DAY JOB PRODUCTIONS - STATEMENT OF PURPOSE
Orange County has, at best, an inadequate infrastructure for aspiring filmmakers [for our purposes filmmaking and movies are generic for any artform that captures a story to film or digital format for replay at a later date].
DJP was designed, in part, to become a vehicle for empowering amateur, journeymen, and professional filmmakers to get together and collaborate to make 4-6 shorts per year.
Our primary purpose is to create opportunities to make movies for those whose ‘day job’ became permanent, and thus had to abandon their dream of being a full time filmmaker, not unlike many who participate in amateur theater. Also, those on their way up or just wanting to hone their skills and gain some ‘credits’ as they make their way in the filmmaking world are welcome. The Orange County pool of talented but otherwise inactive writers, costumers, camera operators, gaffers, grips, script supervisors, etc, etc is enormous.
We will attract a talented volunteer crew, several people deep in each position and be able to have adequate coverage of people to do pre- and post- production as well as a good crew for the actual shoot plus help others hone their skills. That’s the general idea.
DJP REQUIREMENTS FOR MEMBERSHIP
We don’t expect anyone to be able to participate in all projects and activities but whatever you commit to we expect you to conduct yourself in the following manner:
Be Reliable and Act With Integrity
Don’t over commit. If you’re too busy, pass on a project so you don’t get others to count on you and then have to fill in for you at the last minute.
Be On Time
If you are going to miss a commitment, inform the other party at the earliest possible point so they can make alternate arrangements
If you have a conflict with other commitments, negotiate a change or don’t make a new commitment
If you really can’t do something, decline to commit or offer an alternative
When I was a kid growing up in New York City, groups of people would show up at the local sandlot (a makeshift playground, generally unimproved parcels of land that were used to play cops & robbers, hide & seek and pick up games of sports). We'd gather at night or on weekends, everyone bringing their own gear, choose up sides and play some ‘organized’ sport such as baseball and football, etc. We all agreed to respect a set of rules and there was very little whining or complaining. Those who did, rarely got invited back, oftentimes sent home immediately. This was our play time and we didn’t tolerate much BS. People got hurt from time to time and nobody sued or threatened one another. The bragging rights were collective. Of course we had leaders and stars, but everyone who put in an honest effort was treated with respect and valued. Race, gender (even in football), or a myriad of other classifications didn’t matter so long as participants were capable (sometimes only of learning) of giving a full measure of effort, were reliable and treated one another’s person and possessions with respect. I even remember physically challenged kids participating, sometimes in a support capacity only, because they were a member of our community. This is the model we are creating.

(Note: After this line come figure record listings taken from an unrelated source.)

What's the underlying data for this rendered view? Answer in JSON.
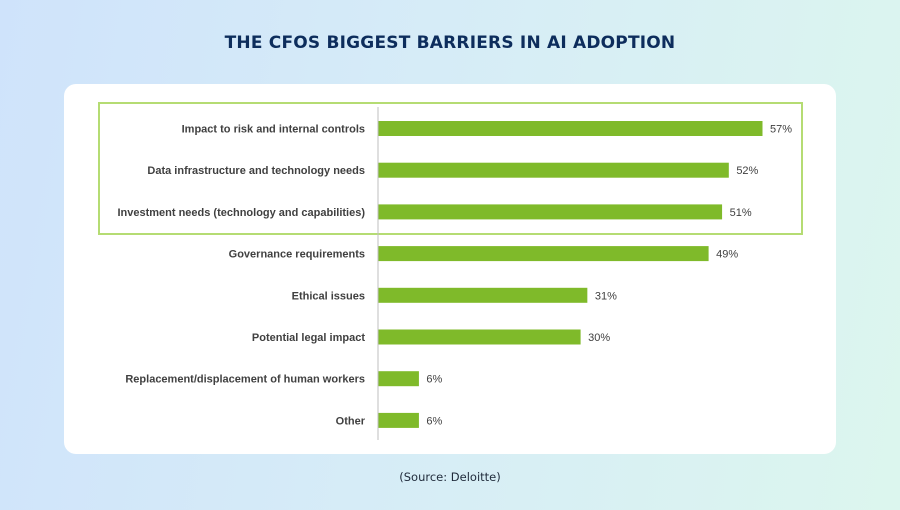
{
  "header": {
    "title": "THE CFOS BIGGEST BARRIERS IN AI ADOPTION"
  },
  "footer": {
    "source": "(Source: Deloitte)"
  },
  "colors": {
    "bar": "#7fba2a",
    "highlight_border": "#b5dc73",
    "axis": "#bfbfbf"
  },
  "chart_data": {
    "type": "bar",
    "orientation": "horizontal",
    "categories": [
      "Impact to risk and internal controls",
      "Data infrastructure and technology needs",
      "Investment needs (technology and capabilities)",
      "Governance requirements",
      "Ethical issues",
      "Potential legal impact",
      "Replacement/displacement of human workers",
      "Other"
    ],
    "values": [
      57,
      52,
      51,
      49,
      31,
      30,
      6,
      6
    ],
    "value_labels": [
      "57%",
      "52%",
      "51%",
      "49%",
      "31%",
      "30%",
      "6%",
      "6%"
    ],
    "xlim": [
      0,
      60
    ],
    "highlighted_categories": 3,
    "grid": false
  }
}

If you’re a high maintenance person, this is not the group to join.
What’s In It For Those Who Participate?
First, and foremost is to be a part of the process of storytelling in our chosen artform.
Second, to hopefully walk away with a DVD or some other permanent memento of the ‘shoot’ with your name in the credits for the work you performed.

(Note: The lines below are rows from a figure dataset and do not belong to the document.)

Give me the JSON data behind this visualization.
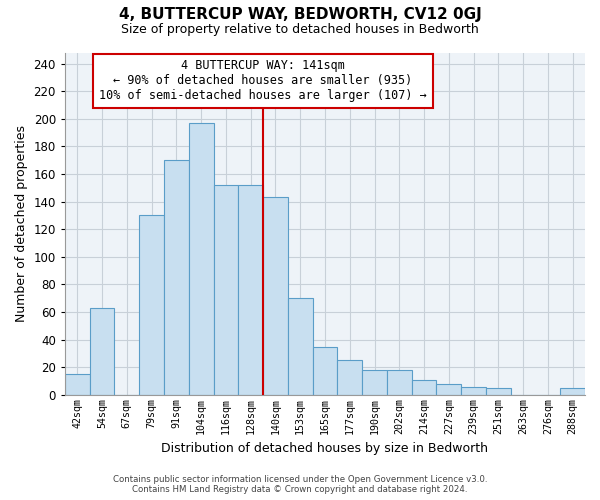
{
  "title": "4, BUTTERCUP WAY, BEDWORTH, CV12 0GJ",
  "subtitle": "Size of property relative to detached houses in Bedworth",
  "xlabel": "Distribution of detached houses by size in Bedworth",
  "ylabel": "Number of detached properties",
  "footer_lines": [
    "Contains HM Land Registry data © Crown copyright and database right 2024.",
    "Contains public sector information licensed under the Open Government Licence v3.0."
  ],
  "bin_labels": [
    "42sqm",
    "54sqm",
    "67sqm",
    "79sqm",
    "91sqm",
    "104sqm",
    "116sqm",
    "128sqm",
    "140sqm",
    "153sqm",
    "165sqm",
    "177sqm",
    "190sqm",
    "202sqm",
    "214sqm",
    "227sqm",
    "239sqm",
    "251sqm",
    "263sqm",
    "276sqm",
    "288sqm"
  ],
  "bar_heights": [
    15,
    63,
    0,
    130,
    170,
    197,
    152,
    152,
    143,
    70,
    35,
    25,
    18,
    18,
    11,
    8,
    6,
    5,
    0,
    0,
    5
  ],
  "bar_color": "#c8dff0",
  "bar_edge_color": "#5a9dc8",
  "vline_color": "#cc0000",
  "vline_index": 8,
  "ylim": [
    0,
    248
  ],
  "yticks": [
    0,
    20,
    40,
    60,
    80,
    100,
    120,
    140,
    160,
    180,
    200,
    220,
    240
  ],
  "annotation_title": "4 BUTTERCUP WAY: 141sqm",
  "annotation_line1": "← 90% of detached houses are smaller (935)",
  "annotation_line2": "10% of semi-detached houses are larger (107) →",
  "annotation_box_color": "#ffffff",
  "annotation_box_edge": "#cc0000",
  "background_color": "#ffffff",
  "grid_color": "#c8d0d8",
  "title_fontsize": 11,
  "subtitle_fontsize": 9
}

Third, if we agree the result is good enough, we’ll probably submit to appropriate festivals, cable stations, etc as well as post on the Internet.
What Does It Cost?
Hopefully very little. We expect those who have equipment to volunteer it from time to time to complete a shoot – oftentimes it will be part of the function you are performing (lights, camera, c-stands, post production equipment, etc). Eventually we hope to attract ‘patrons’ who will donate equipment, cash, time, food (craft services), transportation, etc. If not, we expect about 20 people will participate in any given project and might need to chip in $20-$50 each for expendables (Mini-DV tapes, squibs, DVDs for distribution to members, etc. For the most part we expect to be resourceful. One of our members shot a feature (over 70 minutes) for less than $500 and another shot 4 pilot episodes of a one hour series for less than $700, total!

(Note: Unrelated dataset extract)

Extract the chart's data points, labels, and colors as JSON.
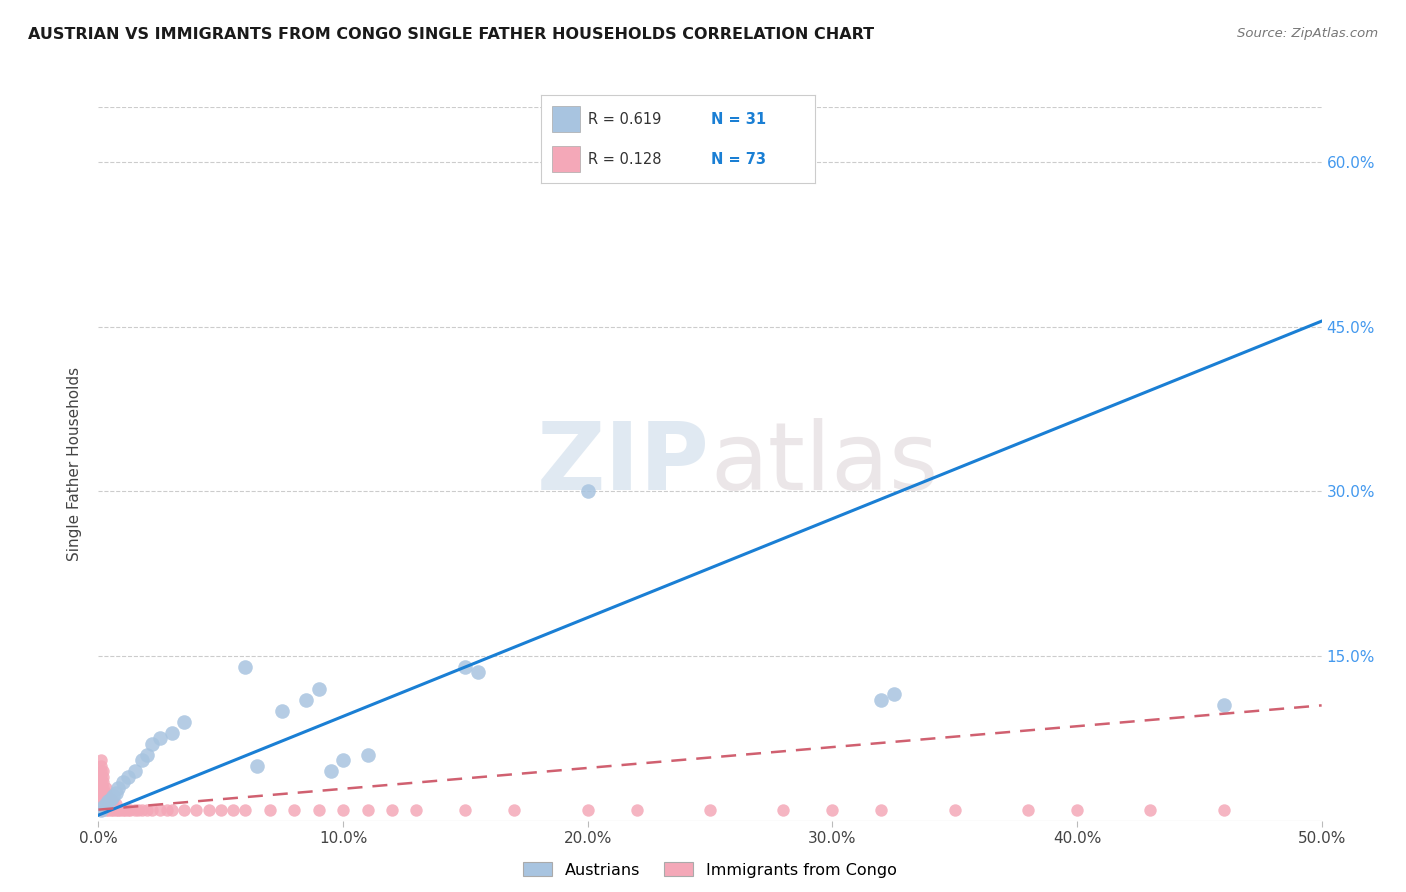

There will be members who become professional, full time filmmakers. While we can’t force anyone to do so, we would hope they come back from time to time to continue to participate and mentor others. We already have some initial members who actually make a living in the business and are mentoring already. Notwithstanding the headlines of some who are quite self-centered, the vast majority of people in filmmaking, professional and amateur, are decent, hard-working and willing to help one another.
Who’s In Charge?
That’s the plan. If you have what it takes to ride with this gang, hop on board.